In both the podcast and the film there did not seem to be a fear of death. In the film the doctor looking after the Jewish children is offered a way out but he chooses to go with the children to the camp in order to placate their fear. Death is easy but it is the fear of death that is the terrifying emotion and yet he had a calm acceptance that he wanted to instil in the children.
I am currently reading a book, The Wind in my Hair by Masih Alineejad. Masih was born in Iran in 1976. She became a celebrated political journalist in Iran where she was continually in trouble for her writing. She was forced to flee the country, leaving her parents, to escape arrest in 2009 in the aftermath of political unrest. This book is the story of a very courageous and brave woman with outstanding principles.
“Minutes went by and I walked around the cell some more. Still no one appeared. Gradually, a sense of unease crept in. It was very quiet. Not a sound could be heard. Nothing—no muffled voices, no hum of machinery, no sound of doors being slammed. What I distinctly remember is the silence that descended… I desperately wanted to hear another sound so that I knew I was not alone. The silence was eerie. It was so powerful that I didn’t want to make a sound, either.”Masih Alineejad
You see once again I was forced to wonder if I would stand up for what is right or would I just go for the easy option and a peaceful life?
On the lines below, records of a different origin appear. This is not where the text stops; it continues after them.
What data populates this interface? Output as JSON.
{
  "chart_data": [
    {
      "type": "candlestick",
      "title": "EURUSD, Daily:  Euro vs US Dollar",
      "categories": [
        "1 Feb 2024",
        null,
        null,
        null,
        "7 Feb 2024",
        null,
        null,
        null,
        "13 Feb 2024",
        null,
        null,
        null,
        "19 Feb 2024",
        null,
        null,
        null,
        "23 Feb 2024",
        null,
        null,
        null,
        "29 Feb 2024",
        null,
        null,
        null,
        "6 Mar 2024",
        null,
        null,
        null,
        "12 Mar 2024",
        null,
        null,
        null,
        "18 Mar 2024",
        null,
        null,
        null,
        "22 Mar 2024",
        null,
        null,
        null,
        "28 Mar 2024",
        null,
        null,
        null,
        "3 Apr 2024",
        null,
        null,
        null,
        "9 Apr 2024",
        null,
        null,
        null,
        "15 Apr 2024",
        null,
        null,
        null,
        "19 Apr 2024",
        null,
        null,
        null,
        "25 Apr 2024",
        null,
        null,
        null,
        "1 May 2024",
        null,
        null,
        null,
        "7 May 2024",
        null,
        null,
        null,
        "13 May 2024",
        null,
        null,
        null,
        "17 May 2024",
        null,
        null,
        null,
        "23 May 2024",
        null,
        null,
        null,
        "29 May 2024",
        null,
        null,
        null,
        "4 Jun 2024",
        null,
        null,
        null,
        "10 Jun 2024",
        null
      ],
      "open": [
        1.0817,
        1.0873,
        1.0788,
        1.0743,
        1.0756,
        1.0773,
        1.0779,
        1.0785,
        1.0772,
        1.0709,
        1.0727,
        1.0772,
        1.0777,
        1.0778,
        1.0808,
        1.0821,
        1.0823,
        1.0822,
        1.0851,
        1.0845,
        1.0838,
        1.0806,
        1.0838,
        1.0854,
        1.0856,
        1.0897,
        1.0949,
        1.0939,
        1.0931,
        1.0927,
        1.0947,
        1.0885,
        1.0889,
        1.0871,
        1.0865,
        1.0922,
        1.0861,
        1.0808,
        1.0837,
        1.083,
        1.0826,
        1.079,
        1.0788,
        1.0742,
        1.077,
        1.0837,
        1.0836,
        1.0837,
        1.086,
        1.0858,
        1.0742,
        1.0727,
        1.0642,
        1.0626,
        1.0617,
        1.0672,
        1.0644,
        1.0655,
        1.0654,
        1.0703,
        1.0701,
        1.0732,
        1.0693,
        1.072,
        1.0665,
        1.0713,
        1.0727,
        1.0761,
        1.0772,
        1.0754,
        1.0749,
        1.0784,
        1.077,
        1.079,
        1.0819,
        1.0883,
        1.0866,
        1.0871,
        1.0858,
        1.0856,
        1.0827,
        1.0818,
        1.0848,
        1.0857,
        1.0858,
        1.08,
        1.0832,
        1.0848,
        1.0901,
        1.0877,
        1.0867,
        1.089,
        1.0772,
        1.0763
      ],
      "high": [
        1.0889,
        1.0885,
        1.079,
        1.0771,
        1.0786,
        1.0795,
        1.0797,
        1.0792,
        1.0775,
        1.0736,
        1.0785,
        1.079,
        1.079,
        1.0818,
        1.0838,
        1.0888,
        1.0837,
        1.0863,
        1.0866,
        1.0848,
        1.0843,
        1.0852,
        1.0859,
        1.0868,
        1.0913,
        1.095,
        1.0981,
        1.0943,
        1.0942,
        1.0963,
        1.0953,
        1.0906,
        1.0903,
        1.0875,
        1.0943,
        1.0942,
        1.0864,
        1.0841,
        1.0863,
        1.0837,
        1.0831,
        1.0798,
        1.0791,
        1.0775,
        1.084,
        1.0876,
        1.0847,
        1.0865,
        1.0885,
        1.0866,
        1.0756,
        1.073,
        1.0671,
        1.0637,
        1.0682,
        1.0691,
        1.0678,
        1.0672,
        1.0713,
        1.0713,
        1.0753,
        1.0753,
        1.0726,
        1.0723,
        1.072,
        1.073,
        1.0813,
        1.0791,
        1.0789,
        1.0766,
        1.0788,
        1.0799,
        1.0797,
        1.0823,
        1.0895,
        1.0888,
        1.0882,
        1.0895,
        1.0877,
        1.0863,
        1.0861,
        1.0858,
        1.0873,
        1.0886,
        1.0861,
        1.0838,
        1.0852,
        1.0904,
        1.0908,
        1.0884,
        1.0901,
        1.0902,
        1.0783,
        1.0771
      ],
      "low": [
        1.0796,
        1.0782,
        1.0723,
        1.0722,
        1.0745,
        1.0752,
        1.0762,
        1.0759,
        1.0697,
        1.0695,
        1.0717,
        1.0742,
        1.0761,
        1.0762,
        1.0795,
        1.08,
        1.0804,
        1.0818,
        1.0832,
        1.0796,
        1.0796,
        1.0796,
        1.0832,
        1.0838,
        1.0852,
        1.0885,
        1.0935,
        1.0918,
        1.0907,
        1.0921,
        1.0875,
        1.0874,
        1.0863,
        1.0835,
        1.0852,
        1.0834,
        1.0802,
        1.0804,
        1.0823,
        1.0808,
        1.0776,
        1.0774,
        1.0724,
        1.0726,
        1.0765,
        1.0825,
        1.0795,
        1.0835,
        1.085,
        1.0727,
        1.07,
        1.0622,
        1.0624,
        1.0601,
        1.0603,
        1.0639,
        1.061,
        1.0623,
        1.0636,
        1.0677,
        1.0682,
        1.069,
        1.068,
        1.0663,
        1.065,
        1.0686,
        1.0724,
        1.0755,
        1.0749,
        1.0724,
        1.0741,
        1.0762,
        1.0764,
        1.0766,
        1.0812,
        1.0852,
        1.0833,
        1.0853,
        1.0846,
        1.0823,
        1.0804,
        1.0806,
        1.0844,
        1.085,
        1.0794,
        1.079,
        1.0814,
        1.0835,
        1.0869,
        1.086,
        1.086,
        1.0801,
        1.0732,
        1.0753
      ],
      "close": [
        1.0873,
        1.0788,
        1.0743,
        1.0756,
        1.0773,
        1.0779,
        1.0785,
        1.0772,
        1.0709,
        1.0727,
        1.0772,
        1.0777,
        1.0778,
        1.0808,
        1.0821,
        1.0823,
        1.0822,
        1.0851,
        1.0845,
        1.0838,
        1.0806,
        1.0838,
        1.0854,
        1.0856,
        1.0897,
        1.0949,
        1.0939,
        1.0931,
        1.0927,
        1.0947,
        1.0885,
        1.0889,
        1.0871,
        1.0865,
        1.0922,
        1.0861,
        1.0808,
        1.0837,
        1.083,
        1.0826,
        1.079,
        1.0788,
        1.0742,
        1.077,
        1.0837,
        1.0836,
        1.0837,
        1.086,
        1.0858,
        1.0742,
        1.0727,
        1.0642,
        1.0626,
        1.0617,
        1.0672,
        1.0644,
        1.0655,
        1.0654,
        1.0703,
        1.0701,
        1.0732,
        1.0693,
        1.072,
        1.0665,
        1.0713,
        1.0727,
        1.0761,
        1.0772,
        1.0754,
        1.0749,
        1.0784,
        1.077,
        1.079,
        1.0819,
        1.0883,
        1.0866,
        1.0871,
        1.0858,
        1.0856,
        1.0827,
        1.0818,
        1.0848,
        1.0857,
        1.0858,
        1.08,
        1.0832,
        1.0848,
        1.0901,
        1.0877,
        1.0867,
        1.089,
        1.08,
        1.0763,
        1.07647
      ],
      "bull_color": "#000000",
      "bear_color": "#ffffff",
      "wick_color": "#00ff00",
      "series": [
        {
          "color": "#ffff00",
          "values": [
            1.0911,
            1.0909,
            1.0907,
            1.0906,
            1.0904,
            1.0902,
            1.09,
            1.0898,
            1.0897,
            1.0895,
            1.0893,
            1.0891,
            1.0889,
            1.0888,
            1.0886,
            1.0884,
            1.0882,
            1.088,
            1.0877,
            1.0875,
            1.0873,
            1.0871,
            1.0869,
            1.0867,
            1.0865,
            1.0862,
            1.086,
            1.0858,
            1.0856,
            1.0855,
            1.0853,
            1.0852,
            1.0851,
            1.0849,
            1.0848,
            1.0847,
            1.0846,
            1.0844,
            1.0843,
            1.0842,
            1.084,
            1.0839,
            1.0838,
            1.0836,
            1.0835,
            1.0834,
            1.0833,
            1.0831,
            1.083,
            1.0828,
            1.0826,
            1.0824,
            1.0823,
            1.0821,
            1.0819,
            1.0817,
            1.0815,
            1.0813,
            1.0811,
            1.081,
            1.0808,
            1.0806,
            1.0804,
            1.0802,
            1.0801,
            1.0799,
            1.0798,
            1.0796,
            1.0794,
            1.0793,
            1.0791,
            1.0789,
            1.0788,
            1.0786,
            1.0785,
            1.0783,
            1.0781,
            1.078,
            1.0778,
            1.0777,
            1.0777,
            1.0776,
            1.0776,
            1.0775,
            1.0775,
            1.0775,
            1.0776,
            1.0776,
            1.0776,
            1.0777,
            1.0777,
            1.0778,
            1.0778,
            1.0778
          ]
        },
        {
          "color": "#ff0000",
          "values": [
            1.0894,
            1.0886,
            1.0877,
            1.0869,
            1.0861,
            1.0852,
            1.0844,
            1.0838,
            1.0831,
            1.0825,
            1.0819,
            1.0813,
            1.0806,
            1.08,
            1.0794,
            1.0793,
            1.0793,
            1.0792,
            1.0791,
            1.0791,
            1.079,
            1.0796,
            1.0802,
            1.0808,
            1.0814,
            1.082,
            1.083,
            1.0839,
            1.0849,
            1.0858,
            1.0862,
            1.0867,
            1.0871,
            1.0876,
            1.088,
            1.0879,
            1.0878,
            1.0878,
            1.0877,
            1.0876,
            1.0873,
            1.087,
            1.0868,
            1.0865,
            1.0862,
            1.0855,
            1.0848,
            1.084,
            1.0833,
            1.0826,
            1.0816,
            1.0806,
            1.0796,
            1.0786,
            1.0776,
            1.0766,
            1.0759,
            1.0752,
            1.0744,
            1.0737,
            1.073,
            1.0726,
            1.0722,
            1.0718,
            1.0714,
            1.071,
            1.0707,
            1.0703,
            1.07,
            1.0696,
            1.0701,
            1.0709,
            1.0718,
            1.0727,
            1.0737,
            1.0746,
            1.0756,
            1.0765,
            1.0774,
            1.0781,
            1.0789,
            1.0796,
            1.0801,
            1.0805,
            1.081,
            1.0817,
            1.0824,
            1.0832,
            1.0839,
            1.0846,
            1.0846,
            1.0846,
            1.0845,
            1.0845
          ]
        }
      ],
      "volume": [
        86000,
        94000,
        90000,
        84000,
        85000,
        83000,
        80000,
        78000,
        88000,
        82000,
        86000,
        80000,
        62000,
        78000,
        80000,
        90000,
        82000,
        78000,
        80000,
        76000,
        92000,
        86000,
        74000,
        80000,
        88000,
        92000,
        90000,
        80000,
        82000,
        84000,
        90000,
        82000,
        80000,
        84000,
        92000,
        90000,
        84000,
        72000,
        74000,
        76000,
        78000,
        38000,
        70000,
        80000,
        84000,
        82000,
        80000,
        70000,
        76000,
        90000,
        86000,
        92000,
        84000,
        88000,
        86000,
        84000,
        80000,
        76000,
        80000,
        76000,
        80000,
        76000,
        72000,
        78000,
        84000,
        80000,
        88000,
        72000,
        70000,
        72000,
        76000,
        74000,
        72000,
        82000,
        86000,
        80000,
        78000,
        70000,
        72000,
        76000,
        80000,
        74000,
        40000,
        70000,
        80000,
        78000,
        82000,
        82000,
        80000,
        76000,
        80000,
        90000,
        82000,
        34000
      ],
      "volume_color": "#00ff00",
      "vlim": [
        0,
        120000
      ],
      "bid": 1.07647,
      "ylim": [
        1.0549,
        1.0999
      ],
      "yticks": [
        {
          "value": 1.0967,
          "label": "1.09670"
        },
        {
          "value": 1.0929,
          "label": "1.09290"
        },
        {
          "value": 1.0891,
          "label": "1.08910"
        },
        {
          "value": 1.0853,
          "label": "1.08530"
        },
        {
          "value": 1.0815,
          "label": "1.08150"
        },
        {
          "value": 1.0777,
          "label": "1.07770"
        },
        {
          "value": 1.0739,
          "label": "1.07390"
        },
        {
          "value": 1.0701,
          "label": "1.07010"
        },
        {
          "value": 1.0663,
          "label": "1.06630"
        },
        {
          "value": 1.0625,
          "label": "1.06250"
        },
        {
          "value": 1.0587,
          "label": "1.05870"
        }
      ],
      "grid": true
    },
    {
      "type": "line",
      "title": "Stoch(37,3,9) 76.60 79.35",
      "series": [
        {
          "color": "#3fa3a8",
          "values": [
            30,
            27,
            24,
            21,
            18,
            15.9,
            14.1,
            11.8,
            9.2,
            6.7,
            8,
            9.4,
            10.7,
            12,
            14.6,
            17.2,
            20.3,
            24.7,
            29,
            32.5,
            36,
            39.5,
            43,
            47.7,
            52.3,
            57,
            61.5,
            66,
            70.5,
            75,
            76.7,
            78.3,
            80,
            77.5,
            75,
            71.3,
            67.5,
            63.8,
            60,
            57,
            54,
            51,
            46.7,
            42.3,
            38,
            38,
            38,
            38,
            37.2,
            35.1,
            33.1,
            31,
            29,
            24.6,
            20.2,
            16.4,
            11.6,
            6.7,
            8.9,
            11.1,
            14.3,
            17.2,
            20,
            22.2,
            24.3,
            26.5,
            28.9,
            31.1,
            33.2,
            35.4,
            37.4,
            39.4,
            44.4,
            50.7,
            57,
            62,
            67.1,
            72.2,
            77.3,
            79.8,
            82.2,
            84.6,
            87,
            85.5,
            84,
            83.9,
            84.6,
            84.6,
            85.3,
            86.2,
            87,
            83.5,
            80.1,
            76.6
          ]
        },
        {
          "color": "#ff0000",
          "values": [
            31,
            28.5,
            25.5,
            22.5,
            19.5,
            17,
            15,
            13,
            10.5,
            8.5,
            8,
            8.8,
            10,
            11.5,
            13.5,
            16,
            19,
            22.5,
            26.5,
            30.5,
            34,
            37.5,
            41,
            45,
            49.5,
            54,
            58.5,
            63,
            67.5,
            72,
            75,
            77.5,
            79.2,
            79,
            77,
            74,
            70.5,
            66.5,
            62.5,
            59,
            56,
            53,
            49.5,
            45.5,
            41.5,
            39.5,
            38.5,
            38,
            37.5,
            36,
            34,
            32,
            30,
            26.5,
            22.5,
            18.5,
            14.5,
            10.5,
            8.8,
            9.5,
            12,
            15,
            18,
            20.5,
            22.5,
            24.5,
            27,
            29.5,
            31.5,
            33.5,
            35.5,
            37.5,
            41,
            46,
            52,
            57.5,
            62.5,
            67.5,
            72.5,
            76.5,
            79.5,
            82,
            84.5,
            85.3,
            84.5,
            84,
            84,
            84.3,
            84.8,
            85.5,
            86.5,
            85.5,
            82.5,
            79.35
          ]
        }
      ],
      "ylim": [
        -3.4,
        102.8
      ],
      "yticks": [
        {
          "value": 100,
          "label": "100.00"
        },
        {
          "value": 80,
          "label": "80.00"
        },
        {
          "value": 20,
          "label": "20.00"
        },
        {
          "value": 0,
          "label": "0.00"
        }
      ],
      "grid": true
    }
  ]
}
I am such a coward. When I watch a thriller on TV and someone hears a noise and walks towards it I always shout out, ‘No, run.’ So maybe I am not the one to be put to the test as I think I already know what I would be like. But would I when actually faced with this fear? Do we all have something incredibly strong inside us that comes to the fore when needed?
We all have so much to live for, to love and to laugh about so I am thankful that I did not live through the dark days of WWII, or any war for that matter. I have not had to battle a terminal illness. I do not want for more of anything – life, laughter or love.
Every day heroism knows no boundaries, has no borders, does not recognise religious differences. It is a spark of humanity that allows us to strive to do good over evil. I truly hope that if I am ever faced with one of these challenges that I too will rise to the occasion.